Je ne suis pas sur cette ligne. Je considère qu'après une longue période d'hésitation, les Britanniques ont choisi l'anglosphère. Ils ont vu l'inconvénient d'être associé à une construction antidémocratique et opaque. Ils choisissent la liberté de mouvement, se tournant vers le Commonwealth (Canada, Australie, Nouvelle-Zélande…), et les Etats-Unis, tout en gardant leur force de dissuasion.
Nous devons maintenir l'Angleterre dans le cercle de famille : on a encore beaucoup d'intérêts communs. Je souhaite que ce Brexit fasse donc le moins de vagues possibles. Bien entendu, il y a un coût d'accès au marché unique que les Anglais devront payer. C'est normal. Mais il ne faut pas pour autant aigrir inutilement nos relations avec la Grande-Bretagne.
Ce qu'a montré le Brexit, c'est la très grande fragilité des institutions européennes, et le rejet des institutions européennes actuelles par les peuples. Au sein de la société britannique, on a pu observer une fracture sociale, géographique et générationnelle. Et cette fracture existe partout en Europe.
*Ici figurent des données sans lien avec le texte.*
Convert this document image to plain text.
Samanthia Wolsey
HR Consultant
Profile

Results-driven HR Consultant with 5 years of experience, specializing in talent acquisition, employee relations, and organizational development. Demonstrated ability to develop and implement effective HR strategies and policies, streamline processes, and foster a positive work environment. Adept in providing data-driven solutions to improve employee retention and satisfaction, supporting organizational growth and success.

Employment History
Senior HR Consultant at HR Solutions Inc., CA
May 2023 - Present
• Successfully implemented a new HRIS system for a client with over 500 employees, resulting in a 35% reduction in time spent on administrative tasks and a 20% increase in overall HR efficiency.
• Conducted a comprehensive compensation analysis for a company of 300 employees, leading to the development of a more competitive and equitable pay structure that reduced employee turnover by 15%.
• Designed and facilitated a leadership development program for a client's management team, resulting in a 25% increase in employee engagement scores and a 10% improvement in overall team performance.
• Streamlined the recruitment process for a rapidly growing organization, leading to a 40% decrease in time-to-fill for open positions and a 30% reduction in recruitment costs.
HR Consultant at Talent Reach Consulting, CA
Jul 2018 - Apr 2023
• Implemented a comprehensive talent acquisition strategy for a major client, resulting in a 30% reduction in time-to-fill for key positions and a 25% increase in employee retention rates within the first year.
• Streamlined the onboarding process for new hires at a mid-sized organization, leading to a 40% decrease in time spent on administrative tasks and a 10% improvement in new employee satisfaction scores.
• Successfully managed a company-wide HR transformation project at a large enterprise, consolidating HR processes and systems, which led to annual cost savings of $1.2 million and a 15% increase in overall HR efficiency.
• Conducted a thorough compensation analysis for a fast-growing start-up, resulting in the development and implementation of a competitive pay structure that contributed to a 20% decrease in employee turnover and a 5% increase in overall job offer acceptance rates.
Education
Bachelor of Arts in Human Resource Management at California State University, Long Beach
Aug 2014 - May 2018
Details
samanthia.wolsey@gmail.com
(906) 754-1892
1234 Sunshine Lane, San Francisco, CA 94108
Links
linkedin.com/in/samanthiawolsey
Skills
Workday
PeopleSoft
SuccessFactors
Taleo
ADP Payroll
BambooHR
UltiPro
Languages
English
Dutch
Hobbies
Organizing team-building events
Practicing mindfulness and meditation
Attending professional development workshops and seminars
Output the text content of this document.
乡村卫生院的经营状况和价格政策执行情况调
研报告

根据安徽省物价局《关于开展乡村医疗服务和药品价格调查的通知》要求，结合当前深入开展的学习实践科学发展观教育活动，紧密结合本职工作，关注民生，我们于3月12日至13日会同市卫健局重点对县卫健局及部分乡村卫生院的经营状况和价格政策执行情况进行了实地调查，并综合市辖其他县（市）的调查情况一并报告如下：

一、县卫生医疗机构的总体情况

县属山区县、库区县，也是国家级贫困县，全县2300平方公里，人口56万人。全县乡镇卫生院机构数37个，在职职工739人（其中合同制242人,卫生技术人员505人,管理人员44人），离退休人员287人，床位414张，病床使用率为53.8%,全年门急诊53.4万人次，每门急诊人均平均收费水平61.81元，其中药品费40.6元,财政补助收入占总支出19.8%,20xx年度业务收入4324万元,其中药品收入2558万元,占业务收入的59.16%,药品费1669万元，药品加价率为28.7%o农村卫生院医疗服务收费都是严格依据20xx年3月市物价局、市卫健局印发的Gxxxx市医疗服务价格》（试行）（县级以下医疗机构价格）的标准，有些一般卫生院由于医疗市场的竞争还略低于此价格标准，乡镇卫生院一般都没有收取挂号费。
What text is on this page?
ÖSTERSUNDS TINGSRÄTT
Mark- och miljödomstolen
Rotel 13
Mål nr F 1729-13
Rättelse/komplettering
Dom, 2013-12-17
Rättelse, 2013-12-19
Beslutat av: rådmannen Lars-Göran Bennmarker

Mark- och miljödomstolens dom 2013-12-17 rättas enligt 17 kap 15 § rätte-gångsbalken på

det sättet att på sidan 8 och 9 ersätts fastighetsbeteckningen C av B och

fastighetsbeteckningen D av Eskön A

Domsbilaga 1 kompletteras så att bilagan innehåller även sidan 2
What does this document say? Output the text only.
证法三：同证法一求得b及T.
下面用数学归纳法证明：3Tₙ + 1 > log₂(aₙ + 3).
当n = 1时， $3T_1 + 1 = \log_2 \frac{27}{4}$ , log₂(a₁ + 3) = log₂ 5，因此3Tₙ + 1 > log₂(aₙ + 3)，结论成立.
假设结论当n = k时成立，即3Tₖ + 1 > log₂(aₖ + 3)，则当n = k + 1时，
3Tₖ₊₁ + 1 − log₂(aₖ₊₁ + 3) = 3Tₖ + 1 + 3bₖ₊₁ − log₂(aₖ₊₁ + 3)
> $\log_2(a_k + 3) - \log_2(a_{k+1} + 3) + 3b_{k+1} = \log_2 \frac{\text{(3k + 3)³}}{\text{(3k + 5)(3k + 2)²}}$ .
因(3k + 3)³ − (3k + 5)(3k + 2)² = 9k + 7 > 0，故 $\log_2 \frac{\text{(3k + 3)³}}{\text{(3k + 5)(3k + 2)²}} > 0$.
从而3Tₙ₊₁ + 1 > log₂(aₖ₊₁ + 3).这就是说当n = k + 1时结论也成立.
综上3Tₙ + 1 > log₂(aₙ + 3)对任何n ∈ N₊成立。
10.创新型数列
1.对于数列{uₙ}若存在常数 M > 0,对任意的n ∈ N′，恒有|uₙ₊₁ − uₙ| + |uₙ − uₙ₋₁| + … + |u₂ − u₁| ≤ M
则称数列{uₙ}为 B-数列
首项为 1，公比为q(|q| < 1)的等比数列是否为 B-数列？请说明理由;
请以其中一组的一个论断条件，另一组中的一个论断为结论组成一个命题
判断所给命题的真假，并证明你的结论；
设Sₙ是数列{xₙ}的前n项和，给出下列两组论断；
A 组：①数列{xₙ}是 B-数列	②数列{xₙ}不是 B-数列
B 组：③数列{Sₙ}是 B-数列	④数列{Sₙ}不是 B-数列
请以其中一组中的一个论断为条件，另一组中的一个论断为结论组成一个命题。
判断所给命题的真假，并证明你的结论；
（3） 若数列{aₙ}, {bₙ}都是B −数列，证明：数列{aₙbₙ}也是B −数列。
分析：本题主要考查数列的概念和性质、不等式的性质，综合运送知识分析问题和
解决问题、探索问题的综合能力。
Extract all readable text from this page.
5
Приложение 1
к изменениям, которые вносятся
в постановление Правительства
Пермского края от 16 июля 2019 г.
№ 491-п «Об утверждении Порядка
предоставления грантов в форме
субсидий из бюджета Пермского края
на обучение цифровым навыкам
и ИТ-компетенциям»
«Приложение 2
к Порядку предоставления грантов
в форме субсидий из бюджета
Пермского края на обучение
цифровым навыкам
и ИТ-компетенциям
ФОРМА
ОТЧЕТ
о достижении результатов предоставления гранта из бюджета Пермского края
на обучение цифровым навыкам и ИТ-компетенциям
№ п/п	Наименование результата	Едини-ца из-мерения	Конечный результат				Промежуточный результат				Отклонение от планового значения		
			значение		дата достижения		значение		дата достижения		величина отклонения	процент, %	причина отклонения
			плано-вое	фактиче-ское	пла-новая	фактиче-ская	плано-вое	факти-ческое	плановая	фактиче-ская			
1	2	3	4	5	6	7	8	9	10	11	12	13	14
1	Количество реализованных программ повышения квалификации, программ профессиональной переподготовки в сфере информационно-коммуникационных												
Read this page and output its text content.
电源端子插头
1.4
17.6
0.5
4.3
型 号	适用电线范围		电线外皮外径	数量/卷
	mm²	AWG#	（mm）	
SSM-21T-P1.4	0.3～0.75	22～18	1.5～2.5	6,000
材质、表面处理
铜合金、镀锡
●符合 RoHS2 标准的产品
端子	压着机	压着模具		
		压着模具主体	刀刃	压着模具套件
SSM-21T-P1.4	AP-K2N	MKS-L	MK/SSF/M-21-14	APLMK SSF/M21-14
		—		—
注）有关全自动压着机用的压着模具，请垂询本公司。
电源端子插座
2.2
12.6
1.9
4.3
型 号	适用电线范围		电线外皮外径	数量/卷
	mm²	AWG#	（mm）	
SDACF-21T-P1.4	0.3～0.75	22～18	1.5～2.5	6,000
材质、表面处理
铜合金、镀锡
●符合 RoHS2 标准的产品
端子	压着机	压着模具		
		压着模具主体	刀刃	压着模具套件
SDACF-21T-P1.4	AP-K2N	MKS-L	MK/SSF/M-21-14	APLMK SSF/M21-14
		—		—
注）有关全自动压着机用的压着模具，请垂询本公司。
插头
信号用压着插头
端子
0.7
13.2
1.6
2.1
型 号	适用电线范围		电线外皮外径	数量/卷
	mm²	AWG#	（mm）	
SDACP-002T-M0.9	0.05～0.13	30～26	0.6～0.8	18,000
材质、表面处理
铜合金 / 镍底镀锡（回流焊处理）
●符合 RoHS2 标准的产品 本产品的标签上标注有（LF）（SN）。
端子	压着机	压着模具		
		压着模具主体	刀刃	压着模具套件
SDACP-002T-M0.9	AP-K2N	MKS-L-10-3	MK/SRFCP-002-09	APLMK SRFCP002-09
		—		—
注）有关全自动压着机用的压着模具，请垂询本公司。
Vous concluez votre ouvrage en affirmant que "le bateau France a besoin d'un cap". Au vue de l'offre politique actuelle et des différents candidats, officiellement déclarés ou non, à l'élection présidentielle de 2017, estimez-vous que cette vision d'ensemble puisse être présente lors du prochain quinquennat ?
J'aurais aimé donner des conseils qui soient suivis à François Hollande, mais le bilan que je fais est réservé. Encore qu'il ne le soit pas totalement : je pense que sur l'Algérie, le Mali, les choix ont répondu à l'intérêt national. Il n'en va pas de même pour la Russie, la Syrie, et bien d'autres sujets de politique extérieure. J'avais posé à Laurent Fabius, à la tribune du Sénat, la question de savoir s'il ne faisait pas une politique "à l'ouest de l'Ouest". C'était en 2013 alors que les avions avaient failli frapper Damas, ce qui aurait ouvert la voie aux islamistes en Syrie. J'ai donc certaines réserves.
Alain Juppé ? Je suis bien obligé de constater que quand il a été ministre des Affaires étrangères, il y a eu l'affaire libyenne, l'affaire syrienne… Je ne pense pas que le mot d'ordre d'"identité heureuse" corresponde à l'état d'esprit des Français. C'est un homme tout à fait présentable, avec des qualités, très certainement. Mais si je lis son livre sur l'école, je constate qu'il n'a pas du tout compris que le problème était celui de la transmission. Il s'inscrit beaucoup trop dans le sillage de François Dubet. Je le trouve, en matière de politique étrangère, un peu trop atlantiste. C'est plus, me semble-t-il, un chiraquien de droite qu'un gaulliste de gauche. Je me souviens d'une tribune libre d'Alain Juppé, Michel Rocard, Paul Quilès et du général Norlain, dans laquelle ils semblaient considérer que la France pouvait se passer de l'arme nucléaire. Or, nous avons des échéances à court terme pour le renouvellement de notre flotte de sous-marins stratégiques… Et je dois dire que je ne suis pas vraiment rassuré ! Alain Juppé a beaucoup de chances de devenir président de la République Française, mais il doit, à mon avis, faire un aggiornamento très profond, même si je ne suis pas en désaccord sur tout ; par exemple quand il évoque la nécessité d'un Etat fort - je propose même un gouvernement de Salut Public, pour faire face aux difficultés que je vois poindre. Ce qui fait que je ne saurais parler d'"identité heureuse".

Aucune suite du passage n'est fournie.